- The Washington Times - Sunday, December 23, 2001

To visit the Washington Dolls' House and Toy Museum is to be completely and utterly charmed.

The little museum is home to a vast private collection of antique dollhouses, toys and games, most of them Victorian. The exhibits show life in miniature, a fascinating crossover from reality to fantasy, and reflect a child's sensibility of magic and imagination.

The museum is dedicated to the proposition that dollhouses of the past reflect a study of architecture and the decorative arts, and that toys of the past mirror social history.

The collection is overseen (and fussed over daily) by director Flora Gill Jacobs, an 83-year-old former Washington journalist who is a story in herself. Ms. Jacobs began collecting dollhouses more than 55 years ago and is an internationally recognized expert on the topic. She has written a number of books, among them "A History of Dolls' Houses," which was the first such book ever published.

Although the museum is in its 26th year, says Ms. Jacobs, "people think it's a doll museum which drives me crazy with rows of dolls. But it's not. It's a serious collection."

Sure, a number of dolls some rather large and impressive, with bone teeth and silky hair are sprinkled throughout the collection, which is housed in a couple of refurbished apartments in the Chevy Chase area of the District. But the bulk of the exhibits feature dollhouses of all shapes, sizes and types as well as related buildings shops, stables, schoolrooms.

Much of the collection is housed behind glass set into old doors, shelving, cabinetry and furniture. The displays seem personal and accessible.

One of the more irresistible exhibits is found in a case containing four shelves, the contents of each focusing on a specific element of the home. The shelf labeled "Heating in Miniature" holds several dozen teeny-tiny fireplaces and heating implements. "Music in Miniature" displays little pianos of every shape and size, a violin with thread strings resting in a case nearby. The "Illuminations" shelf offers every variety of lamp in miniature, and the "Cooking" shelf is filled with stoves, stunning in their detail.

Another case holds nothing but Lilliputian chairs more than 50 the tallest no higher than 4 inches or 5 inches. There are rocking chairs, occasional chairs, and even an impossibly intricate folding chair, like those that would hold a card player at a folding table.

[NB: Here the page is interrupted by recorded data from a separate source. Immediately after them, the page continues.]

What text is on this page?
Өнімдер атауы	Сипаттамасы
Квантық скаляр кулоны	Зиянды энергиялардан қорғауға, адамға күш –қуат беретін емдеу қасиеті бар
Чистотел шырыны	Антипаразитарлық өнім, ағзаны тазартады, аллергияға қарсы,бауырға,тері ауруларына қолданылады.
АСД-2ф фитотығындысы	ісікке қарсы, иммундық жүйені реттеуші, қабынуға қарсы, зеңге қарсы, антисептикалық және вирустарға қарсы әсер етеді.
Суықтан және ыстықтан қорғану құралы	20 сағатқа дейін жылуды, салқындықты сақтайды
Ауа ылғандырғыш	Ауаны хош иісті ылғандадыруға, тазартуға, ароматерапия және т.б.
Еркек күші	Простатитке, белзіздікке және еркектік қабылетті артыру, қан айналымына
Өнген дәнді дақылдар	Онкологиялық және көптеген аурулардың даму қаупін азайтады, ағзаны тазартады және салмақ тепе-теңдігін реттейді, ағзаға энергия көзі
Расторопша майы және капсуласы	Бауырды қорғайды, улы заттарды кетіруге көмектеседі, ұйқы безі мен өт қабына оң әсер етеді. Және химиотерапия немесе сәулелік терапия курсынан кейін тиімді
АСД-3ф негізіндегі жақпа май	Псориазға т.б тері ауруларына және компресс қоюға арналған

"If I were to do a chair collection today, I really think I could do 500 chairs now from my collection," Ms. Jacobs says. "They were made in such variety."

Another exhibit showcases "Sunday toys" wooden Noah's Ark sets and blocks that can be built into cathedrals and steeples.

Ms. Jacobs explains that children of 19th-century religious families were not permitted to play with toys on Sunday except for toys of a "religious" nature.

Then there is Ms. Jacobs' favorite: She calls it the South Jersey House.

"I found it in an old barn in South Jersey," she says. "It's the first house I found when I began collecting. I paid $35 for it in 1945."

The 3-foot-high house, which Ms. Jacobs says she believes is an 1870s-period replication, has seven rooms and an attic. She had the house restored and filled the bare rooms with early to late-Victorian furniture.

"After doing this for so many years, one learns the vintages and styles," she says.

The museum also houses two shops: One, says Ms. Jacobs, is the most complete of its kind in the United States for dollhouse collectors, and contains accessories, dolls and miniature furniture.

A second shop contains books and magazines for dollhouse builders, collectors and enthusiasts. The shop sells dollhouses and kits and features a consignment corner offering antique miniatures, dolls and toys.

Evidently, Ms. Jacobs is not alone in her penchant for life in miniature.

"We're often thought of as a museum for children, but we constantly have more adults come through than children," she says.

In her book, "A History of Dolls' Houses," Ms. Jacobs cites the words of fellow dolls'-house author A.C. Benson to explain the spell of the small:

"There is great beauty in smallness. One gets all the charm of design and colour and effect, because you can see so much more in combination and juxtaposition."